Child custody in a divorce is often portrayed as an adversarial affair where parents fight to get as much time with their children as possible. While it can be like that, it doesn’t have to be, and it’s usually better if it is not.
A more even custody split is generally in the best interests of parents and children. Here is why:
It prevents one parent from feeling hard done by
Custody orders where one party feels they lost out do not form a good basis for future co-parenting relationships. If you both feel you got a fair outcome, it should be easier to work together. That will benefit you and your children.
It allows the children to benefit from what each of their parents has to offer
Who does your child turn to when they have a problem with their math homework? What about when they have to create something for art?
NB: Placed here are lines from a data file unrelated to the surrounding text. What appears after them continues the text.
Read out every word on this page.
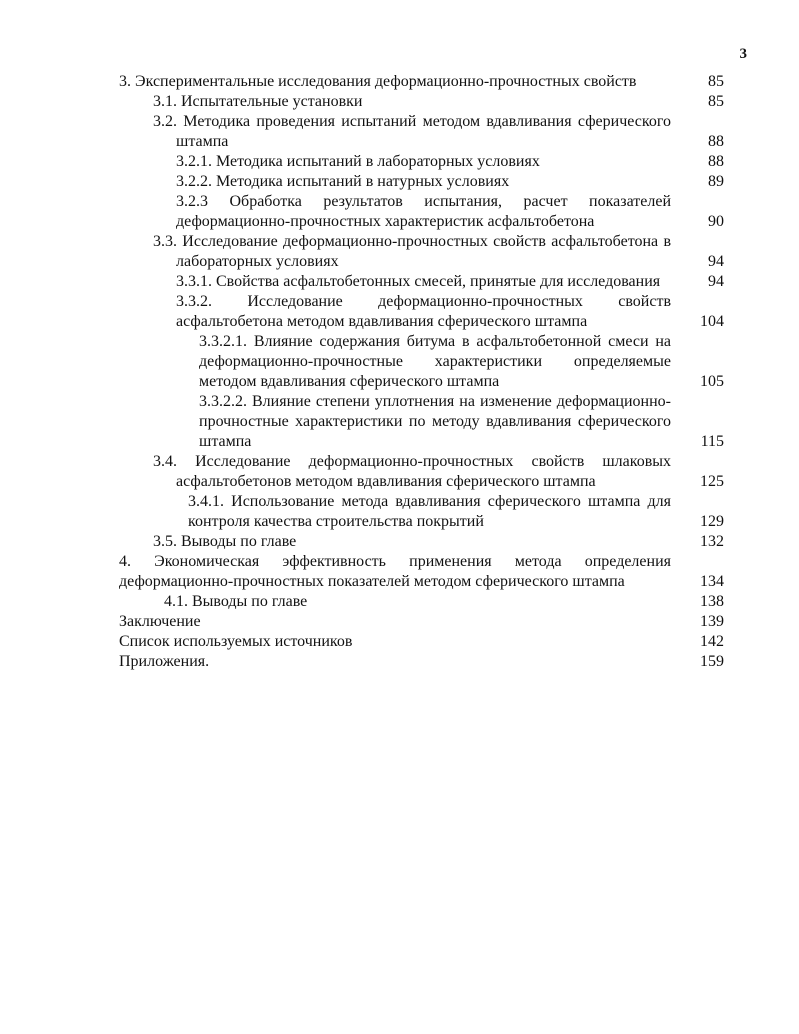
3
3. Экспериментальные исследования деформационно-прочностных свойств	85
3.1. Испытательные установки	85
3.2. Методика проведения испытаний методом вдавливания сферического штампа	88
3.2.1. Методика испытаний в лабораторных условиях	88
3.2.2. Методика испытаний в натурных условиях	89
3.2.3 Обработка результатов испытания, расчет показателей деформационно-прочностных характеристик асфальтобетона	90
3.3. Исследование деформационно-прочностных свойств асфальтобетона в лабораторных условиях	94
3.3.1. Свойства асфальтобетонных смесей, принятые для исследования	94
3.3.2. Исследование деформационно-прочностных свойств асфальтобетона методом вдавливания сферического штампа	104
3.3.2.1. Влияние содержания битума в асфальтобетонной смеси на деформационно-прочностные характеристики определяемые методом вдавливания сферического штампа	105
3.3.2.2. Влияние степени уплотнения на изменение деформационно-прочностные характеристики по методу вдавливания сферического штампа	115
3.4. Исследование деформационно-прочностных свойств шлаковых асфальтобетонов методом вдавливания сферического штампа	125
3.4.1. Использование метода вдавливания сферического штампа для контроля качества строительства покрытий	129
3.5. Выводы по главе	132
4. Экономическая эффективность применения метода определения деформационно-прочностных показателей методом сферического штампа	134
4.1. Выводы по главе	138
Заключение	139
Список используемых источников	142
Приложения.	159
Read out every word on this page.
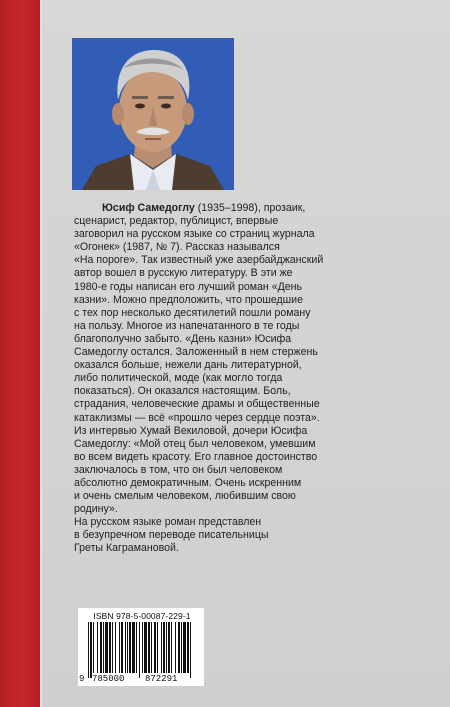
Юсиф Самедоглу (1935–1998), прозаик,

сценарист, редактор, публицист, впервые

заговорил на русском языке со страниц журнала

«Огонек» (1987, № 7). Рассказ назывался

«На пороге». Так известный уже азербайджанский

автор вошел в русскую литературу. В эти же

1980-е годы написан его лучший роман «День

казни». Можно предположить, что прошедшие

с тех пор несколько десятилетий пошли роману

на пользу. Многое из напечатанного в те годы

благополучно забыто. «День казни» Юсифа

Самедоглу остался. Заложенный в нем стержень

оказался больше, нежели дань литературной,

либо политической, моде (как могло тогда

показаться). Он оказался настоящим. Боль,

страдания, человеческие драмы и общественные

катаклизмы — всё «прошло через сердце поэта».

Из интервью Хумай Векиловой, дочери Юсифа

Самедоглу: «Мой отец был человеком, умевшим

во всем видеть красоту. Его главное достоинство

заключалось в том, что он был человеком

абсолютно демократичным. Очень искренним

и очень смелым человеком, любившим свою

родину».

На русском языке роман представлен

в безупречном переводе писательницы

Греты Каграмановой.

ISBN 978-5-00087-229-1
9 785000 872291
Each parent has different talents, so your children likely pick who they ask for help with particular tasks. If they regularly spend time with each parent, it will be easier for them to continue doing so.
It allows parents and children to stay connected
Not being able to see someone you are used to seeing every day can be a big shock for a child and parent. If the gaps between seeing them again are relatively short, it will be easier to handle. Children benefit when both parents are a constant in their lives.
It allows both parents to work more
If one parent spends most of their time running around after the children, their income will likely lag far behind the other parent, who is freer to pursue their career. A more even split gives you both adequate time to focus on the children and focus on your careers.
With legal guidance, you can look for ways to achieve a more even split of custody.